DESCRIPTION (provided by applicant): In this grant application, we are focusing on the physiological condition of anaphylaxis, which is a severe, systemic allergic reaction that occurs quickly upon exposure to an allergen. The incidence rate has increased dramatically to 49.8 people per 100,000, many of which are elderly with comorbid conditions such as cardiovascular disease. The studies proposed in this grant application are directly related to anaphylaxis as we are examining the biosynthetic pathways of eicosanoids and other lipid mediators. These bioactive lipids are well known to be involved in inflammatory pathways as well as mediating mast cell activation and degranulation during anaphylactic responses. The synthesis of eicosanoids begins with the initial rate-limiting step, the formation of arachidonic acid (AA) via group IVA cytosolic phospholipase A2 (cPLA2a). Ceramide-1- phosphate (C1P) is a bioactive sphingolipid and a direct activator of cPLA2a both in vitro and in cells. Mutagenesis of critical amino acids for C1P interaction in cPLA2a inhibited the ability of enzyme to translocate in response to several inflammatory agonists. Hence, the association of cPLA2a with C1P is a major regulatory event in the biosynthesis of bioactive lipid mediators (e.g. eicosanoids). To further our understanding of the physiological relevance of this lipid:protein interaction in vivo, our laboratory created a knockin mouse with the C1P interaction site of cPLA2a ablated. Our preliminary data has demonstrated some intriguing findings for this new genetic model of cPLA2a. For example, some phenotypes reported for the cPLA2a knockout mouse were not apparent in the cPLA2a knockin mouse (e.g. spontaneous abortion) [14], while other phenotypes were conferred to the cPLA2a knockin mouse such as resistance to passive systemic anaphylaxis. Based on these preliminary findings by our laboratory and inferences from the literature, we hypothesize that the cPLA2a knockin mouse is resistant to anaphylaxis due to loss of specific lipid mediators. We further hypothesize that though wild type mice have an increased anaphylactic phenotype as they age, the cPLA2a knockin mice will remain resistant. Our proposed experiments will explore this hypothesis in depth both ex vivo and in vivo with the hope of developing new therapeutics to combat this disease state in both young and aging populations.

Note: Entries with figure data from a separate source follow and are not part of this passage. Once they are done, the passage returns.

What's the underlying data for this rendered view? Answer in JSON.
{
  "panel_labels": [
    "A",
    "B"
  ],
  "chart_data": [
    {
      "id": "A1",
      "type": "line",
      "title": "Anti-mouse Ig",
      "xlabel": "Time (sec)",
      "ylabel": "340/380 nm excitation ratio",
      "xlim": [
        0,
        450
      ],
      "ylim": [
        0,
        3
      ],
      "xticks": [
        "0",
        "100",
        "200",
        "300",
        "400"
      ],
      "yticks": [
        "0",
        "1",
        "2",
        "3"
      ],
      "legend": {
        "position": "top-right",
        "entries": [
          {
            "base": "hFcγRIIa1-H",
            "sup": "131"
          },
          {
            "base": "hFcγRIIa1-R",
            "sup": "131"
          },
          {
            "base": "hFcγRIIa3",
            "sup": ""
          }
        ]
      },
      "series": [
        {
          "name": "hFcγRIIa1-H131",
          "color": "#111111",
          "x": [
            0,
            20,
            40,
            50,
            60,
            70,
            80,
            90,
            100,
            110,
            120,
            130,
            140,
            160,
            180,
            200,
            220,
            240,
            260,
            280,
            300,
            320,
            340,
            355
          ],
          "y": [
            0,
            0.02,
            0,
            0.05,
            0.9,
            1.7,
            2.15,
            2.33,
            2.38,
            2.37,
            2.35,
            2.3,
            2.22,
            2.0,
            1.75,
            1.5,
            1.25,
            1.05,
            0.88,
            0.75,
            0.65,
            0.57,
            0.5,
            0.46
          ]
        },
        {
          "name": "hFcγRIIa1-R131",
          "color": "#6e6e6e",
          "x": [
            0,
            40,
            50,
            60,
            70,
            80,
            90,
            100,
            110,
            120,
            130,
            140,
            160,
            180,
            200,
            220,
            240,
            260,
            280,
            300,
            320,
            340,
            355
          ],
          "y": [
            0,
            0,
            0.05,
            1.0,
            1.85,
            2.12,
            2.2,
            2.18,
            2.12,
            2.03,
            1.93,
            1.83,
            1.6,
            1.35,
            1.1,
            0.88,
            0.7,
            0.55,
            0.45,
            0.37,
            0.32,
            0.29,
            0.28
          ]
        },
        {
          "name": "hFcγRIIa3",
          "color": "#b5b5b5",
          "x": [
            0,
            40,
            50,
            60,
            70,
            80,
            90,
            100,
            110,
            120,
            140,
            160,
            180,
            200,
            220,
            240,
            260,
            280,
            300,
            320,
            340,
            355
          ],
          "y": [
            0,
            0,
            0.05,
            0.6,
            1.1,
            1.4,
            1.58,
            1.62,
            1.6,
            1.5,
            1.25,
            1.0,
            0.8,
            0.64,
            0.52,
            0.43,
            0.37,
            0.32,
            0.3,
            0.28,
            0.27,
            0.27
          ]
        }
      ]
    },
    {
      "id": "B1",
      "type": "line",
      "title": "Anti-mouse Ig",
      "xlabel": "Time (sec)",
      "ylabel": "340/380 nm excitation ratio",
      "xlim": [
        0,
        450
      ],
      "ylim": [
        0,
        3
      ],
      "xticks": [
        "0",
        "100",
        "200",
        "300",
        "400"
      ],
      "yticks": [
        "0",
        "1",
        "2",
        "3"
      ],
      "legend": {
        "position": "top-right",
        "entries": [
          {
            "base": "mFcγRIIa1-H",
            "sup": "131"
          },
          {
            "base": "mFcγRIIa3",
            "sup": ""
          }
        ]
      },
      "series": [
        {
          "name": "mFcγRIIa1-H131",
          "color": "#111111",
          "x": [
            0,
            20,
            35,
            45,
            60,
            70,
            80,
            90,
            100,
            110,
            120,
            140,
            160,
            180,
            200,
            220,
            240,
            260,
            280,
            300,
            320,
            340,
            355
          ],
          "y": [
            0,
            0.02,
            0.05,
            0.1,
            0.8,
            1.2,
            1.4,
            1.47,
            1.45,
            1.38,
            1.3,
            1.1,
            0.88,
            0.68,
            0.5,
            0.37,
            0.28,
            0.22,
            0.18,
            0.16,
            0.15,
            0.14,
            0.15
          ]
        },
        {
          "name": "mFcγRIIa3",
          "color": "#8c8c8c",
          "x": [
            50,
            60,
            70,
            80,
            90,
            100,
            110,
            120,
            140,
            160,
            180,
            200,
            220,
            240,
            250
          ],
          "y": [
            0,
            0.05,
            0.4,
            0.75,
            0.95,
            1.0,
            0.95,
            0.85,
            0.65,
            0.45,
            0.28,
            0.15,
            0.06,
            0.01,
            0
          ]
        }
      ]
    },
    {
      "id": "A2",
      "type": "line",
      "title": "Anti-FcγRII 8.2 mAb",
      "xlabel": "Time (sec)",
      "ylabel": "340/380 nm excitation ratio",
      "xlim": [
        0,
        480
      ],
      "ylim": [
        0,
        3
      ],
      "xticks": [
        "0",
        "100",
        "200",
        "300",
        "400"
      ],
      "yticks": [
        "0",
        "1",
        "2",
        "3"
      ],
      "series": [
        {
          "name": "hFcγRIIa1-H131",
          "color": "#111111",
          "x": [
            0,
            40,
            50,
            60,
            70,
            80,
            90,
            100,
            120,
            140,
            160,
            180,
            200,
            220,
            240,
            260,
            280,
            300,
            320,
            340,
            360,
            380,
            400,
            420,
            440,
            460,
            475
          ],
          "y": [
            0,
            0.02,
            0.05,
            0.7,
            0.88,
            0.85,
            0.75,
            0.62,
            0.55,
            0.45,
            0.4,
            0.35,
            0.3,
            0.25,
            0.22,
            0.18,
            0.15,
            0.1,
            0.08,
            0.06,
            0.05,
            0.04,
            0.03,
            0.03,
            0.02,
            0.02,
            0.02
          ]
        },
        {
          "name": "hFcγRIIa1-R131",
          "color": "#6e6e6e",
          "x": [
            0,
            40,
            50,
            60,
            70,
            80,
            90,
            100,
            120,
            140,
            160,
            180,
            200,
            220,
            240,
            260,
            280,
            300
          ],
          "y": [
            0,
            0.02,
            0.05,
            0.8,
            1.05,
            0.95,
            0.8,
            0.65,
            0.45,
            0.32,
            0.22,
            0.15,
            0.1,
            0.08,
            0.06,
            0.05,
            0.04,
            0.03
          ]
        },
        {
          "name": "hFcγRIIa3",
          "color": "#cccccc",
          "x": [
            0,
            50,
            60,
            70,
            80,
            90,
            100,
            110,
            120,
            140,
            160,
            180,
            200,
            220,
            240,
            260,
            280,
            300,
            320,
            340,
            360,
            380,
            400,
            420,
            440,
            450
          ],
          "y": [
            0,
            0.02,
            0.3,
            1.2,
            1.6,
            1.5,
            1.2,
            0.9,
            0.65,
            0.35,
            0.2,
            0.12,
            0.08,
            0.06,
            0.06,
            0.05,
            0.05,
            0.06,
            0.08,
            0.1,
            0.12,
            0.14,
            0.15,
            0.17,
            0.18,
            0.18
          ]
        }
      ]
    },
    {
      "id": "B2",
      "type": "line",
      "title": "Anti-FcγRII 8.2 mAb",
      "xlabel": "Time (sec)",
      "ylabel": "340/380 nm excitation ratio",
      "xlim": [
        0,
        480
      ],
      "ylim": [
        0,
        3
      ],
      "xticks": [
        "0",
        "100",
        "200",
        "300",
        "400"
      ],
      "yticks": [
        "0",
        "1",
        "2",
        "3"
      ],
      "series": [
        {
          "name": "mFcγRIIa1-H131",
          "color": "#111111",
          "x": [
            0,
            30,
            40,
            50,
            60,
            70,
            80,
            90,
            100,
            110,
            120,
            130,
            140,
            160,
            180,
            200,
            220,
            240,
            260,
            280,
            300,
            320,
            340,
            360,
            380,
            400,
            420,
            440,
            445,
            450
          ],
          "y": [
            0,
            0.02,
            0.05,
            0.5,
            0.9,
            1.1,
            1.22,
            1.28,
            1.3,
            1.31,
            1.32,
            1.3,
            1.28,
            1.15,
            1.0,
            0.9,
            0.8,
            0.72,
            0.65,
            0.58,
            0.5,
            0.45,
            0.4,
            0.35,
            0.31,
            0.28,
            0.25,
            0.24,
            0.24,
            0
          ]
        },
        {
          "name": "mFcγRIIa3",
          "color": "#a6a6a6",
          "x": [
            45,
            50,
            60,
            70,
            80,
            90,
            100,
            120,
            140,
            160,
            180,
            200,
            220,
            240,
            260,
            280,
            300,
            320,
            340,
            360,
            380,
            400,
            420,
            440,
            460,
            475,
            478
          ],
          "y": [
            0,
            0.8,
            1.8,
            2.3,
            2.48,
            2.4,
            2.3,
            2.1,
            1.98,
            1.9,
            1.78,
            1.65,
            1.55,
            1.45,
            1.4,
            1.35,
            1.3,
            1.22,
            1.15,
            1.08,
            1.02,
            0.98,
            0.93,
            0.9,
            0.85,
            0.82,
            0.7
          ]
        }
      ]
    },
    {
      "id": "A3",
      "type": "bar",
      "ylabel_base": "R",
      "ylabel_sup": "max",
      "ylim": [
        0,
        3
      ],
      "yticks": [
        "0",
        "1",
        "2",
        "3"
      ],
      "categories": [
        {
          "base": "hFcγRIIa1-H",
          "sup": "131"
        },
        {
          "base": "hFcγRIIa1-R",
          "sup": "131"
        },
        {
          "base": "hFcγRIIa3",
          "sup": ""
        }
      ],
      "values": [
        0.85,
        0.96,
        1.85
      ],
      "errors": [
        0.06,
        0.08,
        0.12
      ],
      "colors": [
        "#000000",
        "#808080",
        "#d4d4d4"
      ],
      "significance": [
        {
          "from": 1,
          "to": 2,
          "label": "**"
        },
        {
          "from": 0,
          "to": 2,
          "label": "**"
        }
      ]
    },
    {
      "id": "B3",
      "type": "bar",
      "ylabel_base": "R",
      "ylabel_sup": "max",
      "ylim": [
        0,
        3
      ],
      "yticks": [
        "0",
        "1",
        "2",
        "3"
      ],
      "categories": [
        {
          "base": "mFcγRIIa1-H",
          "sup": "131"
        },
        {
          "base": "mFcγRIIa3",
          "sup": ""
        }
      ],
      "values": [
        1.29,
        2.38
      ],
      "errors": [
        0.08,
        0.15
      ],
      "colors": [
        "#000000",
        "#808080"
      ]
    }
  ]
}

描述（由申请人提供）：在本赠款申请中，我们关注过敏反应的生理状况，过敏反应是一种严重的全身过敏反应，在暴露于过敏原时会迅速发生。发病率急剧增加到每100,000人的49.8人，其中许多人具有合并症，例如心血管疾病。当我们研究类花生酸和其他脂质介质的生物合成途径时，本赠款应用中提出的研究与过敏反应直接相关。众所周知，这些生物活性脂质参与炎症途径，并在过敏反应过程中介导肥大细胞的激活和脱粒。类固醇的合成始于初始速率限制步骤，即通过IVA胞质胞质磷脂酶A2（CPLA2A）形成蛛网膜酸（AA）（AA）。神经酰胺1-磷酸盐（C1P）是一种生物活性鞘脂，并且在体外和细胞中都是CPLA2A的直接激活剂。 CPLA2A中C1P相互作用的临界氨基酸的诱变抑制了酶以响应几种炎性激动剂而易位的能力。因此，CPLA2A与C1P的关联是生物活性脂质介质生物合成的主要调节事件（例如，生体类动物）。 为了进一步了解这种脂质的生理相关性：体内蛋白质相互作用， 我们的实验室用CPLA2A的C1P相互作用烧蚀了一只敲击小鼠。我们的初步数据证明了这一新的CPLA2A遗传模型的有趣发现。例如，在CPLA2A敲除小鼠（例如自发流产）中，报道的CPLA2A基因敲除小鼠报告的某些表型不明显[14]，而其他表型则赋予CPLA2A敲除小鼠，例如对被动全身性过敏反应的抗性。基于我们的实验室的这些初步发现和文献推论，我们假设CPLA2A敲击蛋白小鼠由于特定脂质介质的丧失而对过敏反应具有抗性。我们进一步假设，尽管随着年龄的增长，野生型小鼠的过敏表型增加，但CPLA2A敲击蛋白小鼠将保持抗性。我们提出的实验将在体内和体内深入探讨这一假设，希望开发新的治疗疗法以对抗年轻人和衰老的人群中这种疾病状态。